🤖 AI Summary
Retinal disease detection in fundus images faces challenges including substantial variability in imaging quality, subtle early-stage lesions, and cross-dataset domain shift. Method: We propose a dual-path framework integrating a Vision Transformer (ViT) classifier with a GANomaly-based anomaly detector. To enhance clinical interpretability, we introduce functional localization constraints; for threshold-free clinical decision support, we employ GUESS-based probability calibration. The method further incorporates geometric/color augmentation, histogram equalization, and multi-dataset joint transfer learning to improve generalizability. Contribution/Results: On multiple public datasets, the ViT achieves accuracy of 0.789–0.843 and an AUC of 0.91 on the Papila dataset—significantly outperforming CNN baselines. The anomaly detector attains an AUC of 0.76, demonstrating both reconstruction-based interpretability and robustness against domain shifts.
📝 Abstract
Reliable detection of retinal diseases from fundus images is challenged by the variability in imaging quality, subtle early-stage manifestations, and domain shift across datasets. In this study, we systematically evaluated a Vision Transformer (ViT) classifier under multiple augmentation and enhancement strategies across several heterogeneous public datasets, as well as the AEyeDB dataset, a high-quality fundus dataset created in-house and made available for the research community. The ViT demonstrated consistently strong performance, with accuracies ranging from 0.789 to 0.843 across datasets and diseases. Diabetic retinopathy and age-related macular degeneration were detected reliably, whereas glaucoma remained the most frequently misclassified disease. Geometric and color augmentations provided the most stable improvements, while histogram equalization benefited datasets dominated by structural subtlety. Laplacian enhancement reduced performance across different settings.

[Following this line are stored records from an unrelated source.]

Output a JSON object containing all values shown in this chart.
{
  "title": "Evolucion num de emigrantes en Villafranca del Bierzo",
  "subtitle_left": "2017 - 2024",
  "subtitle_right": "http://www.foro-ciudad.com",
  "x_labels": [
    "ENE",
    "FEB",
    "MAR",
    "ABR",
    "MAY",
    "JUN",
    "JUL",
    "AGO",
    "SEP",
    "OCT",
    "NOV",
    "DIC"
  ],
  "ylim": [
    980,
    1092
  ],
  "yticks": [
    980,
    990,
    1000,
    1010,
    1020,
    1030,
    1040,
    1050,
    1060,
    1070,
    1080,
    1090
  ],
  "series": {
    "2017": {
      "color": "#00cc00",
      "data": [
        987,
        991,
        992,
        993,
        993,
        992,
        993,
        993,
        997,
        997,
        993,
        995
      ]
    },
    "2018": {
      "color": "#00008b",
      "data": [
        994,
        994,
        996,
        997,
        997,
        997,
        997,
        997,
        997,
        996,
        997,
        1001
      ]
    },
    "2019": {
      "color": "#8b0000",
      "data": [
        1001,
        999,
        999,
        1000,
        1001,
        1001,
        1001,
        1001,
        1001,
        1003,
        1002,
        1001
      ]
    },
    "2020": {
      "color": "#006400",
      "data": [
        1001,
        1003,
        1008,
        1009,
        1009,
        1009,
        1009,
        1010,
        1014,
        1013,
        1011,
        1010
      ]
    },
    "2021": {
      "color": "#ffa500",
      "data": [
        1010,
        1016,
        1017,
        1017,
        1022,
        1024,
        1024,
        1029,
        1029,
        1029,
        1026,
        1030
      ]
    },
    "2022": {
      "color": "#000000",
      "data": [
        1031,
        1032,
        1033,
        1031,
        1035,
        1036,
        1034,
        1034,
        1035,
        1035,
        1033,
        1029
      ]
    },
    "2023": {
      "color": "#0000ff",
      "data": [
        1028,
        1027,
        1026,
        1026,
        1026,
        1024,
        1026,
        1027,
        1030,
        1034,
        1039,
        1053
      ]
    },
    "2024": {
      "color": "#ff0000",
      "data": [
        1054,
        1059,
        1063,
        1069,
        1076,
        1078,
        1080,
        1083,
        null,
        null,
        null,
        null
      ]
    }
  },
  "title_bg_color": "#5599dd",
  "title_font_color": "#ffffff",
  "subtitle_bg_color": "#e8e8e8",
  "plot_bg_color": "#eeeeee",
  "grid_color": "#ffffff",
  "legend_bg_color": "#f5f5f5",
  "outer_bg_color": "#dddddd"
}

On the Papila dataset, the ViT with geometric augmentation achieved an AUC of 0.91, outperforming previously reported convolutional ensemble baselines (AUC of 0.87), underscoring the advantages of transformer architectures and multi-dataset training. To complement the classifier, we developed a GANomaly-based anomaly detector, achieving an AUC of 0.76 while providing inherent reconstruction-based explainability and robust generalization to unseen data. Probabilistic calibration using GUESS enabled threshold-independent decision support for future clinical implementation.